Former diplomat says Chinese consulate-general would have been on orders from Beijing to have protesters stopped
Pete McMartin: Last Saturday, I wrote about the City of Vancouver's clumsy attempt to draft a bylaw that would effectively ban the Falun Gong from maintaining a 24-hour vigil outside the Chinese consulate on Granville Street.
To recap our story so far:
- In 2001, the Falun Gong begin their vigil to protest what the group claims is persecution by the Chinese government.
- In 2006, after five years of the Falun Gong's peaceful vigil, then mayor Sam Sullivan decides the Falun Gong's little shack and banners must go -not because of pressure by the Chinese government that they be removed, the mayor says, but because they contravene a street-and-traffic bylaw.
- In 2008, the issue goes to a hearing in the B.C. Supreme Court.
- In 2009, the judge orders the shack and banners removed. They are soon after.
- In 2010, the B.C. Court of Appeal reverses the decision and finds the city bylaw unconstitutional. It orders the city to draft a new bylaw within six months.
Which brings us up to last week, when, during council's deliberation over the new bylaw, the city engineer and city manager made the stunning admission that the city not only consulted with the Chinese government before drafting the new bylaw, but that the particulars of that meeting were confidential.
In light of all this, and in light that for all these years the city has maintained its campaign to remove the Falun Gong had nothing to do with Chinese government pressure, it might be worth looking back to the original 2008 hearing in B.C. Supreme Court.
Of particular interest were exhibits submitted by Falun Gong lawyer Clive Ansley. They purport to show the local campaigns of vilification the Chinese government waged against the Falun Gong.
Among those exhibits was an affidavit signed by Chen Yonglin, who from 1991 to 2005 worked as a diplomat with the Chinese Ministry of Foreign Affairs.
It was in 2005 that Chen, then first secretary of the Chinese consulate-general in Sydney, Australia, defected. He alleged that China maintained an extensive spy network in Australia, with one of its main aims being to discredit the Falun Gong locally.
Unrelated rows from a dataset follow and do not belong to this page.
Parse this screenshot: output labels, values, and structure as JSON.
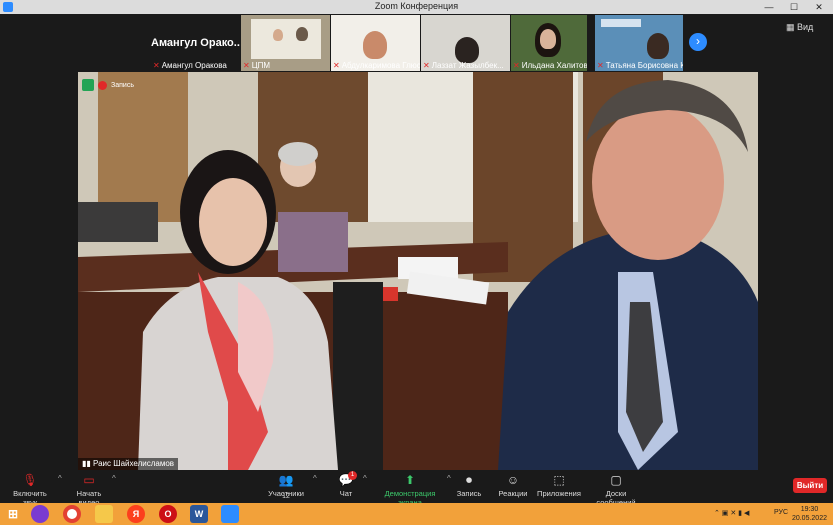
{
  "window": {
    "title": "Zoom Конференция",
    "minimize_glyph": "—",
    "maximize_glyph": "☐",
    "close_glyph": "✕"
  },
  "gallery": {
    "tiles": [
      {
        "name": "Амангул Оракова",
        "big_label": "Амангул  Орако..."
      },
      {
        "name": "ЦПМ"
      },
      {
        "name": "Абдулкаримова Глюся"
      },
      {
        "name": "Лаззат Жазылбек..."
      },
      {
        "name": "Ильдана Халитова"
      },
      {
        "name": "Татьяна Борисовна Ко..."
      }
    ],
    "next_glyph": "›",
    "view_label": "Вид",
    "view_icon": "grid-icon"
  },
  "main_video": {
    "recording_label": "Запись",
    "speaker_name": "Раис Шайхелисламов"
  },
  "toolbar": {
    "unmute_label": "Включить звук",
    "start_video_label": "Начать видео",
    "participants_label": "Участники",
    "participants_count": "12",
    "chat_label": "Чат",
    "chat_badge": "1",
    "share_label": "Демонстрация экрана",
    "record_label": "Запись",
    "reactions_label": "Реакции",
    "apps_label": "Приложения",
    "whiteboards_label": "Доски сообщений",
    "leave_label": "Выйти",
    "caret": "^"
  },
  "taskbar": {
    "language": "РУС",
    "time": "19:30",
    "date": "20.05.2022",
    "yandex_label": "Я",
    "word_label": "W",
    "opera_label": "O"
  },
  "colors": {
    "accent": "#2d8cff",
    "share_green": "#3cc86b",
    "leave_red": "#e02828",
    "taskbar": "#f2a13a"
  }
}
Opposing Falun Gong is the top priority of "Chinese Embassies and Consulates today," Chen stated in the affidavit.
"Chinese diplomats in all Embassies and Consulates worldwide are constantly told to lobby and pressure local MPs and elites that the Falun Gong is an 'evil cult' and they should keep their distance; moreover diplomats should stress that any relationship with the Falun Gong will damage bilateral relations."
As a consular diplomat, Chen stated, he was a member of the local Special Anti-Falun Gong Working Group -versions of which exist in every Chinese mission wherever Falun Gong has a presence.
"Every Chinese Embassy and Consulate, in all foreign countries," his affidavit reads, "has at least one diplomat whose primary job it is to implement the persecution of Falun Gong practitioners who are Chinese nationals with temporary or permanent residency, and citizens of the host country."
And that mandate is carried out in a number of ways, Chen stated, including "writing letters to all levels of government in the host country, and to individual politicians at all levels, pressuring them to have no contact with Falun Gong practitioners ...
"Such letters also often state that if the wishes of the Chinese Government are not respected ... the result may be a 'severe blow' to the bilateral relations meaning decreased trade and investment opportunities with China. Standard practice requires that a senior diplomatic official, often the Consulgeneral himself, must always write letters to the political figures responsible, and to local newspapers, opposing every public event or move hosted by Falun Gong practitioners in the host country."
Characterizing the Falun Gong's Vancouver vigil as "a major embarrassment to the Chinese Government," Chen recalled one occasion when all Chinese missions were provided with an example from Canada, "wherein the Chinese Consulate-General in Toronto had rallied over 40 Chinese organizations to write to then Prime Minister Jean Chretien and foreign affairs minister John Manley, opposing Falun Gong."
In Sydney, Chen stated, a "blacklist" was maintained of prominent Australians perceived to be sympathetic to the Falun Gong. He stated also that the Sydney Consulate-general regularly promoted "the private business ties of some Australian political leaders, state and federal MPs, and members of local councils."
Chen stated the Consul-General also regularly hosted dinners for them.
Told that Sullivan publicly stated his decision to remove the Falun Gong was not the result of consulate pressure, Chen, in his affidavit, offered this view of the world:
"In my opinion, based on my years of service in the Chinese Ministry of Foreign Affairs and my intimate knowledge of the War on Falun Gong implemented by Chinese missions worldwide, at the orders of Beijing, it would be absolutely impossible that in this situation the mayor of the city in which the Consulate-General and the vigil are located would receive no pressure from the Consulate-General."